Les digo que de todos los hombres que han vivido, nadie es superior a Juan. Sin embargo, hasta la persona más insignificante en el reino de Dios es superior a él».
Cuando oyeron esto, todos —hasta los cobradores de impuestos— coincidieron en que el camino de Dios era el correcto, porque fueron bautizados por Juan; pero los fariseos y los expertos en la ley religiosa no aceptaron el plan de Dios para ellos, porque rechazaron el bautismo de Juan.
«¿Con qué puedo comparar a la gente de esta generación? —preguntó Jesús—. ¿Cómo los puedo describir? Se parecen a los niños que juegan en la plaza. Se quejan ante sus amigos:
“Tocamos canciones de bodas,
y no bailaron;
entonces tocamos cantos fúnebres,
y no lloraron”.
Pues Juan el Bautista no pasaba el tiempo comiendo pan y bebiendo vino, y ustedes dicen: “Está poseído por un demonio”. El Hijo del Hombre, por su parte, festeja y bebe, y ustedes dicen: “Es un glotón y un borracho, ¡y es amigo de cobradores de impuestos y de otros pecadores!”. Pero la sabiduría demuestra estar en lo cierto por la vida de quienes la siguen».
Uno de los fariseos invitó a Jesús a cenar, así que Jesús fue a su casa y se sentó a comer. Cuando cierta mujer de mala vida que vivía en la ciudad se enteró de que Jesús estaba comiendo allí, llevó un hermoso frasco de alabastro lleno de un costoso perfume. Llorando, se arrodilló detrás de él a sus pies. Sus lágrimas cayeron sobre los pies de Jesús, y ella los secó con sus cabellos. No cesaba de besarle los pies y les ponía perfume.
Cuando el fariseo que lo había invitado vio esto, dijo para sí: «Si este hombre fuera profeta, sabría qué tipo de mujer lo está tocando. ¡Es una pecadora!».
Entonces Jesús respondió a los pensamientos del fariseo:
—Simón —le dijo—, tengo algo que decirte.
—Adelante, Maestro —respondió Simón.
Entonces Jesús le contó la siguiente historia:
—Un hombre prestó dinero a dos personas, quinientas piezas de plata a una y cincuenta piezas a la otra. Sin embargo, ninguna de las dos pudo devolver el dinero, así que el hombre perdonó amablemente a ambas y les canceló la deuda. ¿Quién crees que lo amó más?
Simón contestó:
—Supongo que la persona a quien le perdonó la deuda más grande.
—Correcto —dijo Jesús.
Luego se volvió a la mujer y le dijo a Simón:
—Mira a esta mujer que está arrodillada aquí. Cuando entré en tu casa, no me ofreciste agua para lavarme el polvo de los pies, pero ella los lavó con sus lágrimas y los secó con sus cabellos. Tú no me saludaste con un beso, pero ella, desde el momento en que entré, no ha dejado de besarme los pies. Tú no tuviste la cortesía de ungir mi cabeza con aceite de oliva, pero ella ha ungido mis pies con un perfume exquisito.

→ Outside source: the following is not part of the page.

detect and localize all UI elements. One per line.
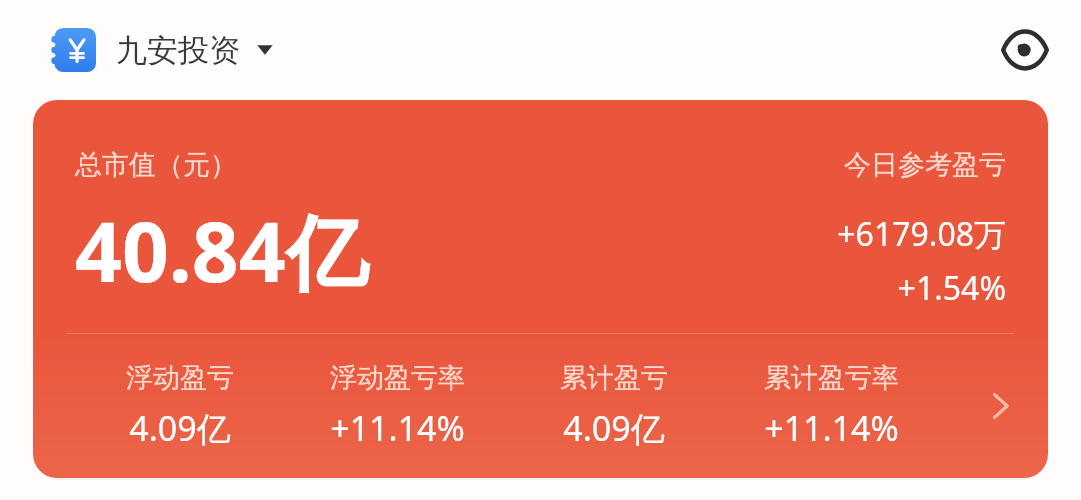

»Te digo que sus pecados —que son muchos— han sido perdonados, por eso ella me demostró tanto amor; pero una persona a quien se le perdona poco demuestra poco amor.
Entonces Jesús le dijo a la mujer: «Tus pecados son perdonados».
Los hombres que estaban sentados a la mesa se decían entre sí: «¿Quién es este hombre que anda perdonando pecados?».
Y Jesús le dijo a la mujer: «Tu fe te ha salvado; ve en paz».